What do you wish people would understand in regards to mental health/illness?

The worst feeling of all is that of being ostracized. That is what the stigma of mental illness does, and it is incredibly detrimental to advancing our cause. What we need to do is shift the optics so that treating and maintaining mental health is viewed equal in value and convention to treating and maintaining physical health. Public perception of routine mental health care as being just that, “routine,” is critical to reducing stigma and tackling this epidemic.

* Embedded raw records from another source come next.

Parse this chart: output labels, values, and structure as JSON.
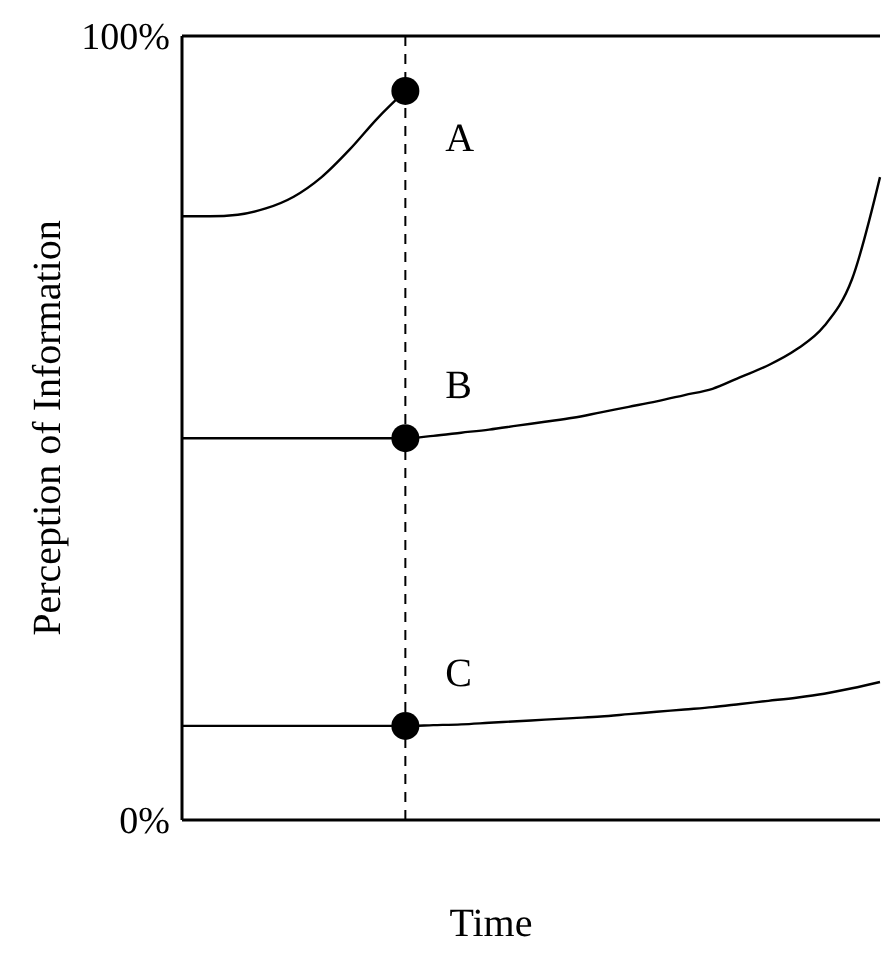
{
  "chart_data": {
    "type": "line",
    "xlabel": "Time",
    "ylabel": "Perception of Information",
    "categories": [
      null,
      null,
      null,
      null,
      null,
      null,
      null,
      null,
      null,
      null,
      null,
      null,
      null,
      null,
      null,
      null,
      null,
      null,
      null,
      null,
      null,
      null,
      null,
      null,
      null,
      null
    ],
    "series": [
      {
        "name": "A",
        "color": "#000000",
        "values": [
          77,
          77,
          77.2,
          78,
          79.5,
          82,
          85.5,
          89.5,
          93,
          null,
          null,
          null,
          null,
          null,
          null,
          null,
          null,
          null,
          null,
          null,
          null,
          null,
          null,
          null,
          null,
          null
        ]
      },
      {
        "name": "B",
        "color": "#000000",
        "values": [
          48.7,
          48.7,
          48.7,
          48.7,
          48.7,
          48.7,
          48.7,
          48.7,
          48.7,
          49,
          49.4,
          49.8,
          50.3,
          50.8,
          51.3,
          52,
          52.7,
          53.4,
          54.2,
          55,
          56.5,
          58,
          60,
          63,
          69,
          82
        ]
      },
      {
        "name": "C",
        "color": "#000000",
        "values": [
          12,
          12,
          12,
          12,
          12,
          12,
          12,
          12,
          12,
          12.1,
          12.2,
          12.4,
          12.6,
          12.8,
          13,
          13.2,
          13.5,
          13.8,
          14.1,
          14.4,
          14.8,
          15.2,
          15.6,
          16.1,
          16.8,
          17.6
        ]
      },
      {
        "type": "scatter",
        "color": "#000000",
        "marker": "circle",
        "values": [
          null,
          null,
          null,
          null,
          null,
          null,
          null,
          null,
          93,
          null,
          null,
          null,
          null,
          null,
          null,
          null,
          null,
          null,
          null,
          null,
          null,
          null,
          null,
          null,
          null,
          null
        ]
      },
      {
        "type": "scatter",
        "color": "#000000",
        "marker": "circle",
        "values": [
          null,
          null,
          null,
          null,
          null,
          null,
          null,
          null,
          48.7,
          null,
          null,
          null,
          null,
          null,
          null,
          null,
          null,
          null,
          null,
          null,
          null,
          null,
          null,
          null,
          null,
          null
        ]
      },
      {
        "type": "scatter",
        "color": "#000000",
        "marker": "circle",
        "values": [
          null,
          null,
          null,
          null,
          null,
          null,
          null,
          null,
          12,
          null,
          null,
          null,
          null,
          null,
          null,
          null,
          null,
          null,
          null,
          null,
          null,
          null,
          null,
          null,
          null,
          null
        ]
      }
    ],
    "ylim": [
      0,
      100
    ],
    "yticks": [
      {
        "value": 0,
        "label": "0%"
      },
      {
        "value": 100,
        "label": "100%"
      }
    ],
    "tick_labels": "y",
    "marker": "none",
    "line_style": "solid"
  }
}
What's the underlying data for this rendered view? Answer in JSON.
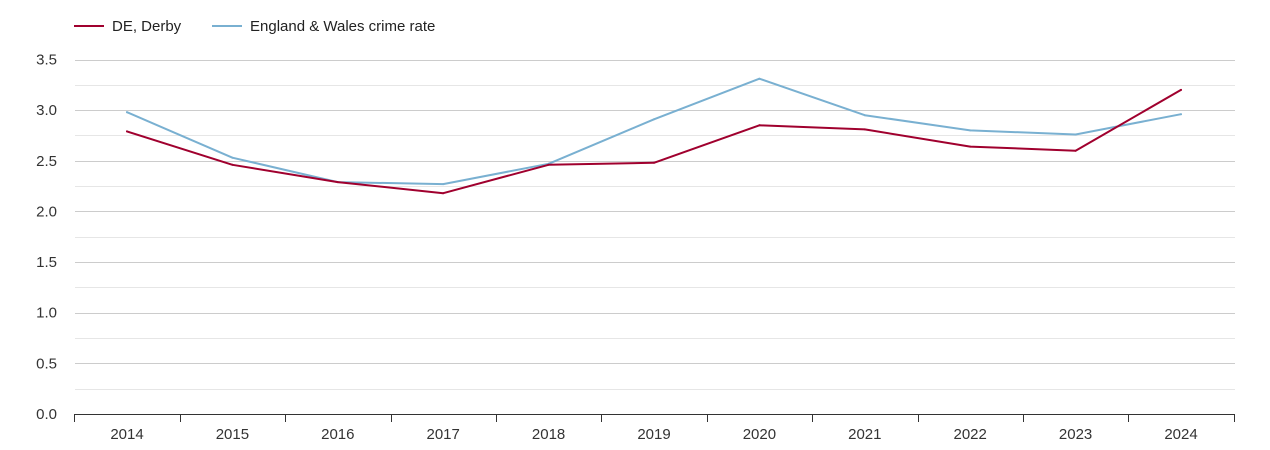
{
  "chart_data": {
    "type": "line",
    "title": "",
    "xlabel": "",
    "ylabel": "",
    "x": [
      "2014",
      "2015",
      "2016",
      "2017",
      "2018",
      "2019",
      "2020",
      "2021",
      "2022",
      "2023",
      "2024"
    ],
    "ylim": [
      0,
      3.5
    ],
    "yticks": [
      "0.0",
      "0.5",
      "1.0",
      "1.5",
      "2.0",
      "2.5",
      "3.0",
      "3.5"
    ],
    "grid": true,
    "legend_position": "top-left",
    "series": [
      {
        "name": "DE, Derby",
        "color": "#a0002e",
        "values": [
          2.79,
          2.46,
          2.29,
          2.18,
          2.46,
          2.48,
          2.85,
          2.81,
          2.64,
          2.6,
          3.2
        ]
      },
      {
        "name": "England & Wales crime rate",
        "color": "#79b0d1",
        "values": [
          2.98,
          2.53,
          2.29,
          2.27,
          2.47,
          2.91,
          3.31,
          2.95,
          2.8,
          2.76,
          2.96
        ]
      }
    ]
  }
}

What treatment or coping skills are most effective for you?

Keeping busy, surrounding myself with positive people, and trying to steer clear of pervasive alarmist media coverage of every single violent event that occurs in the world. Instead of gawking at gruesome pictures from the latest mass shooting and throwing up our hands in a sense of learned helplessness, let's do something productive to try to stop the next one!

What are a few goals regarding your mental health?

1) Practice mindfulness, being present in the moment and appreciative of everything I have. 2) Don't get discouraged by things happening in the world around me, but use them as motivation to be kinder to everyone I meet and work harder to make a difference in the lives of people that I have the ability to help. 3) Never forget my experience and use it to become a more compassionate person.

What does progress look like to you?

Not moving on but moving forward. Incorporating our past experiences into everything we do. Instead of letting those experiences stop us from reaching our goals, using them to inform our future decision-making and further the causes we believe in so strongly.